В последнем, тройном определении авторы книги уверенно приписывают св. отцам троякое учение об универсалиях (общих понятиях), принадлежащее Фоме Аквинату[33] и восходящее к александрийской неоплатонической школе[34]. Надо сказать, что даже сама терминология спора об универсалиях, использовавшаяся неоплатониками, а в дальнейшем средневековыми схоластами, у отцов практически не встречается[35]. Легко видеть, что первое из этих определений входит в противоречие с православной догматикой: нетварный Божественный логос нельзя приравнивать к тварной природе — Божество к твари. Третье определение говорит лишь о понятии в уме, а не о самой человеческой природе, воспринятой Господом в воплощении; как говорит прп. Иоанн Дамаскин, «Бог Слово, воплотившись… не восприял естества, усматриваемого одним только мышлением, ибо это было бы не воплощением, но обманом и личиной воплощения»[36].
* * *
Рассмотрим подробнее определение авторами человеческой природы как «единого (одинакового) внутреннего и внешнего устроения всех человеческих ипостасей, как единой формы (μορφή)». Слово «форма» (μορφή), переводящееся в Новом Завете как «образ» (ц.-сл. «зракъ», откуда название рассматриваемой книги, Флп. 2:6–7), терминологически восходит к философии Аристотеля, и, хотя употребление его апостолом вряд ли объясняется влиянием Стагирита[37], более позднее святоотеческое употребление, несомненно, имеет аристотелевский контекст. Форма у Аристотеля — это начало, заставляющее материю сделаться вещью определенного вида; осуществление на деле (актуально, ἐνεργείᾳ) возможности, заложенной в материи[38].

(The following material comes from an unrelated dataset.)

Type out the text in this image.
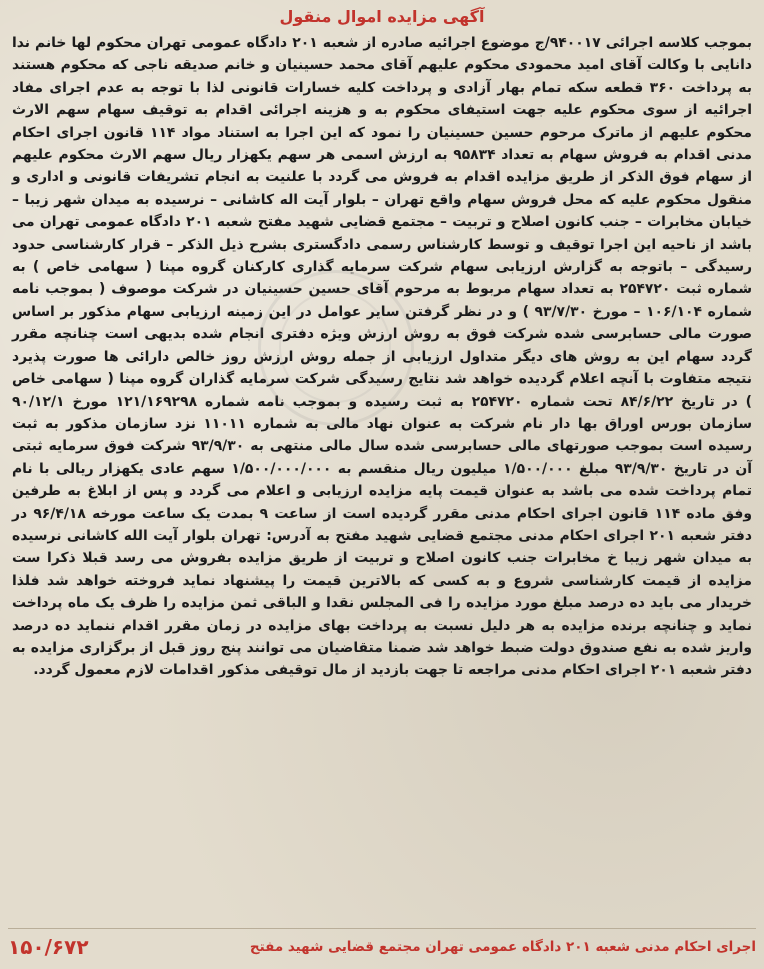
آگهی مزایده اموال منقول

بموجب کلاسه اجرائی ۹۴۰۰۱۷/ج موضوع اجرائیه صادره از شعبه ۲۰۱ دادگاه عمومی تهران محکوم لها خانم ندا دانایی با وکالت آقای امید محمودی محکوم علیهم آقای محمد حسینیان و خانم صدیقه ناجی که محکوم هستند به پرداخت ۳۶۰ قطعه سکه تمام بهار آزادی و پرداخت کلیه خسارات قانونی لذا با توجه به عدم اجرای مفاد اجرائیه از سوی محکوم علیه جهت استیفای محکوم به و هزینه اجرائی اقدام به توقیف سهام سهم الارث محکوم علیهم از ماترک مرحوم حسین حسینیان را نمود که این اجرا به استناد مواد ۱۱۴ قانون اجرای احکام مدنی اقدام به فروش سهام به تعداد ۹۵۸۳۴ به ارزش اسمی هر سهم یکهزار ریال سهم الارث محکوم علیهم از سهام فوق الذکر از طریق مزایده اقدام به فروش می گردد با علنیت به انجام تشریفات قانونی و اداری و منقول محکوم علیه که محل فروش سهام واقع تهران – بلوار آیت اله کاشانی – نرسیده به میدان شهر زیبا – خیابان مخابرات – جنب کانون اصلاح و تربیت – مجتمع قضایی شهید مفتح شعبه ۲۰۱ دادگاه عمومی تهران می باشد از ناحیه این اجرا توقیف و توسط کارشناس رسمی دادگستری بشرح ذیل الذکر – قرار کارشناسی حدود رسیدگی – باتوجه به گزارش ارزیابی سهام شرکت سرمایه گذاری کارکنان گروه مپنا ( سهامی خاص ) به شماره ثبت ۲۵۴۷۲۰ به تعداد سهام مربوط به مرحوم آقای حسین حسینیان در شرکت موصوف ( بموجب نامه شماره ۱۰۶/۱۰۴ – مورخ ۹۳/۷/۳۰ ) و در نظر گرفتن سایر عوامل در این زمینه ارزیابی سهام مذکور بر اساس صورت مالی حسابرسی شده شرکت فوق به روش ارزش ویژه دفتری انجام شده بدیهی است چنانچه مقرر گردد سهام این به روش های دیگر متداول ارزیابی از جمله روش ارزش روز خالص دارائی ها صورت پذیرد نتیجه متفاوت با آنچه اعلام گردیده خواهد شد نتایج رسیدگی شرکت سرمایه گذاران گروه مپنا ( سهامی خاص ) در تاریخ ۸۴/۶/۲۲ تحت شماره ۲۵۴۷۲۰ به ثبت رسیده و بموجب نامه شماره ۱۲۱/۱۶۹۲۹۸ مورخ ۹۰/۱۲/۱ سازمان بورس اوراق بها دار نام شرکت به عنوان نهاد مالی به شماره ۱۱۰۱۱ نزد سازمان مذکور به ثبت رسیده است بموجب صورتهای مالی حسابرسی شده سال مالی منتهی به ۹۳/۹/۳۰ شرکت فوق سرمایه ثبتی آن در تاریخ ۹۳/۹/۳۰ مبلغ ۱/۵۰۰/۰۰۰ میلیون ریال منقسم به ۱/۵۰۰/۰۰۰/۰۰۰ سهم عادی یکهزار ریالی با نام تمام پرداخت شده می باشد به عنوان قیمت پایه مزایده ارزیابی و اعلام می گردد و پس از ابلاغ به طرفین وفق ماده ۱۱۴ قانون اجرای احکام مدنی مقرر گردیده است از ساعت ۹ بمدت یک ساعت مورخه ۹۶/۴/۱۸ در دفتر شعبه ۲۰۱ اجرای احکام مدنی مجتمع قضایی شهید مفتح به آدرس: تهران بلوار آیت الله کاشانی نرسیده به میدان شهر زیبا خ مخابرات جنب کانون اصلاح و تربیت از طریق مزایده بفروش می رسد قبلا ذکرا ست مزایده از قیمت کارشناسی شروع و به کسی که بالاترین قیمت را پیشنهاد نماید فروخته خواهد شد فلذا خریدار می باید ده درصد مبلغ مورد مزایده را فی المجلس نقدا و الباقی ثمن مزایده را ظرف یک ماه پرداخت نماید و چنانچه برنده مزایده به هر دلیل نسبت به پرداخت بهای مزایده در زمان مقرر اقدام ننماید ده درصد واریز شده به نفع صندوق دولت ضبط خواهد شد ضمنا متقاضیان می توانند پنج روز قبل از برگزاری مزایده به دفتر شعبه ۲۰۱ اجرای احکام مدنی مراجعه تا جهت بازدید از مال توقیفی مذکور اقدامات لازم معمول گردد.

اجرای احکام مدنی شعبه ۲۰۱ دادگاه عمومی تهران مجتمع قضایی شهید مفتح
۱۵۰/۶۷۲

В святоотеческом богословии, отказавшемся от понятия первоосновы материи, философские термины несколько меняют свое значение. Согласно прп. Иоанну Дамаскину, «св. Отцы… общее и о многом сказываемое, то есть наименее общий (εἰδικώτατον) вид, назвали сущностью (οὐσίαν) и природой (φύσιν), и формой (μορφὴν), например, ангела, человека, коня, собаку и подобное»[39]. Таким образом, «формой» св. отцы называют то же, что и природой, и сущностью; утверждение о том, что человеческая природа — это форма, является во многом тавтологией. Обратимся далее к прп. Иоанну за разъяснением понятия сущности: «Сущность (οὐσία) есть нечто самосуществующее (πρᾶγμα αὐθύπαρκτον), не требующая [чего-либо] другого для своего существования (σύστασις), и снова: сущность есть все, чем является самоипостасное, и не в другом имеет бытие (τὸ εἶναι), то есть то, что не через другое и не в другом имеет существование и не требует [чего-либо] другого для своего существования, но существует в себе...»[40].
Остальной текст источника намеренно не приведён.